For some awful reason, upon finishing all twelve levels, the game decides you need to replay each level to find a second “corrupted” half of it. Some levels’ second run starts with their puzzles solved, others don’t, and there’s no real rhyme or reason as to why. For the life of me, I can’t figure out why this sort of padding was needed for the game, other than to extend how long it takes to finish.
While the padding and too many of the puzzles are bad, far worse is just how much of a technical disaster Soul Axiom is. The first time I didn’t actually have to finish that airplane puzzle because I clipped through one of its walls and fell outside of it. Another time I was stuck in a morgue and couldn’t figure out how to advance for the life of me. It turns out an icicle that I was supposed to destroy became invincible for no reason. Puzzles were not solving when done correctly, items not appearing when they should, and more. I’m still debating which was worse: one level would hard crash the game every single time I failed a chase sequence (which was the entire level), or that I was locked out of the good ending because of one of the “corrupted” levels being completely inaccessible.

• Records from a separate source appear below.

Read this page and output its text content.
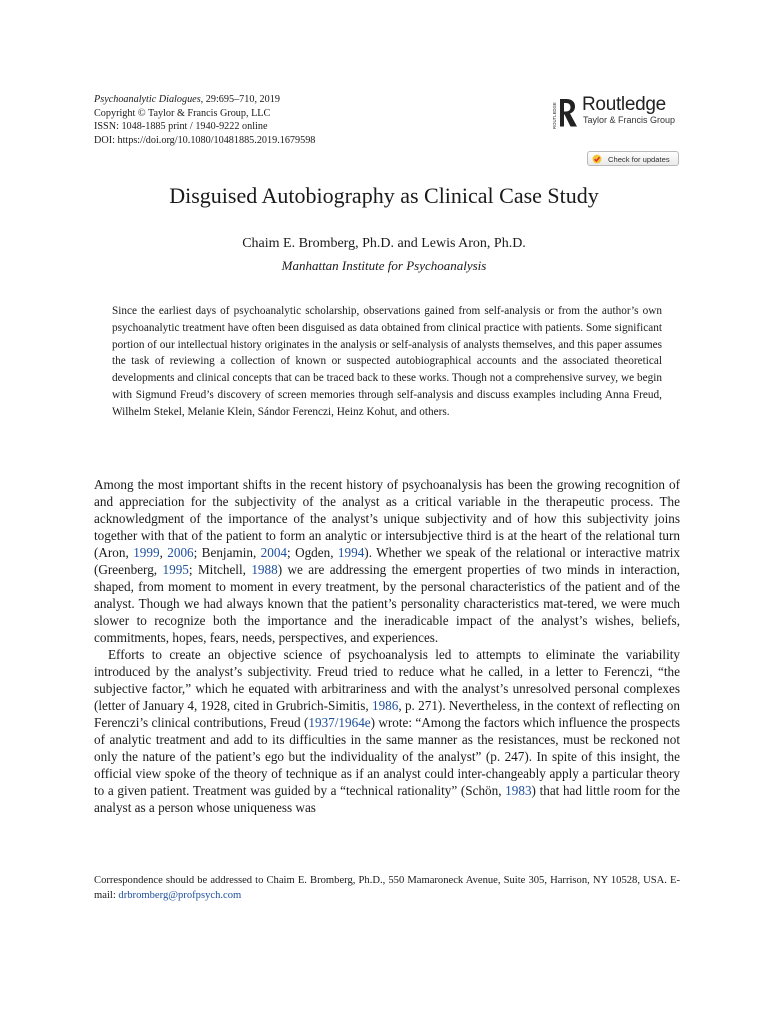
Psychoanalytic Dialogues, 29:695–710, 2019
Copyright © Taylor & Francis Group, LLC
ISSN: 1048-1885 print / 1940-9222 online
DOI: https://doi.org/10.1080/10481885.2019.1679598
ROUTLEDGE Routledge
Taylor & Francis Group
Check for updates
Disguised Autobiography as Clinical Case Study
Chaim E. Bromberg, Ph.D. and Lewis Aron, Ph.D.
Manhattan Institute for Psychoanalysis

Since the earliest days of psychoanalytic scholarship, observations gained from self-analysis or from the author’s own psychoanalytic treatment have often been disguised as data obtained from clinical practice with patients. Some significant portion of our intellectual history originates in the analysis or self-analysis of analysts themselves, and this paper assumes the task of reviewing a collection of known or suspected autobiographical accounts and the associated theoretical developments and clinical concepts that can be traced back to these works. Though not a comprehensive survey, we begin with Sigmund Freud’s discovery of screen memories through self-analysis and discuss examples including Anna Freud, Wilhelm Stekel, Melanie Klein, Sándor Ferenczi, Heinz Kohut, and others.

Among the most important shifts in the recent history of psychoanalysis has been the growing recognition of and appreciation for the subjectivity of the analyst as a critical variable in the therapeutic process. The acknowledgment of the importance of the analyst’s unique subjectivity and of how this subjectivity joins together with that of the patient to form an analytic or intersubjective third is at the heart of the relational turn (Aron, 1999, 2006; Benjamin, 2004; Ogden, 1994). Whether we speak of the relational or interactive matrix (Greenberg, 1995; Mitchell, 1988) we are addressing the emergent properties of two minds in interaction, shaped, from moment to moment in every treatment, by the personal characteristics of the patient and of the analyst. Though we had always known that the patient’s personality characteristics mat-tered, we were much slower to recognize both the importance and the ineradicable impact of the analyst’s wishes, beliefs, commitments, hopes, fears, needs, perspectives, and experiences.

Efforts to create an objective science of psychoanalysis led to attempts to eliminate the variability introduced by the analyst’s subjectivity. Freud tried to reduce what he called, in a letter to Ferenczi, “the subjective factor,” which he equated with arbitrariness and with the analyst’s unresolved personal complexes (letter of January 4, 1928, cited in Grubrich-Simitis, 1986, p. 271). Nevertheless, in the context of reflecting on Ferenczi’s clinical contributions, Freud (1937/1964e) wrote: “Among the factors which influence the prospects of analytic treatment and add to its difficulties in the same manner as the resistances, must be reckoned not only the nature of the patient’s ego but the individuality of the analyst” (p. 247). In spite of this insight, the official view spoke of the theory of technique as if an analyst could inter-changeably apply a particular theory to a given patient. Treatment was guided by a “technical rationality” (Schön, 1983) that had little room for the analyst as a person whose uniqueness was

Correspondence should be addressed to Chaim E. Bromberg, Ph.D., 550 Mamaroneck Avenue, Suite 305, Harrison, NY 10528, USA. E-mail: drbromberg@profpsych.com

Master Reboot had heart, but it was overly ambitious and couldn’t back up its ideas. I do believe Soul Axiom also has that spirit and ambition, but Wales Interactive has learned nothing from Master Reboot‘s failures. Soul Axiom should be better than Master Reboot, but it’s not. It’s glitchy, bad or broken puzzles outnumber the few fantastic ones, it has a strange chunk of padding, the story is forgettable, and the cutscenes are terrible. This is not a game I’d suggest dumping into your memories.
Soul Axiom has a few fantastic puzzles and some lovely environments. Sadly its also full of boring puzzles, an uninteresting story, horrid cutscenes, and some of the worst glitches I've seen in a video game.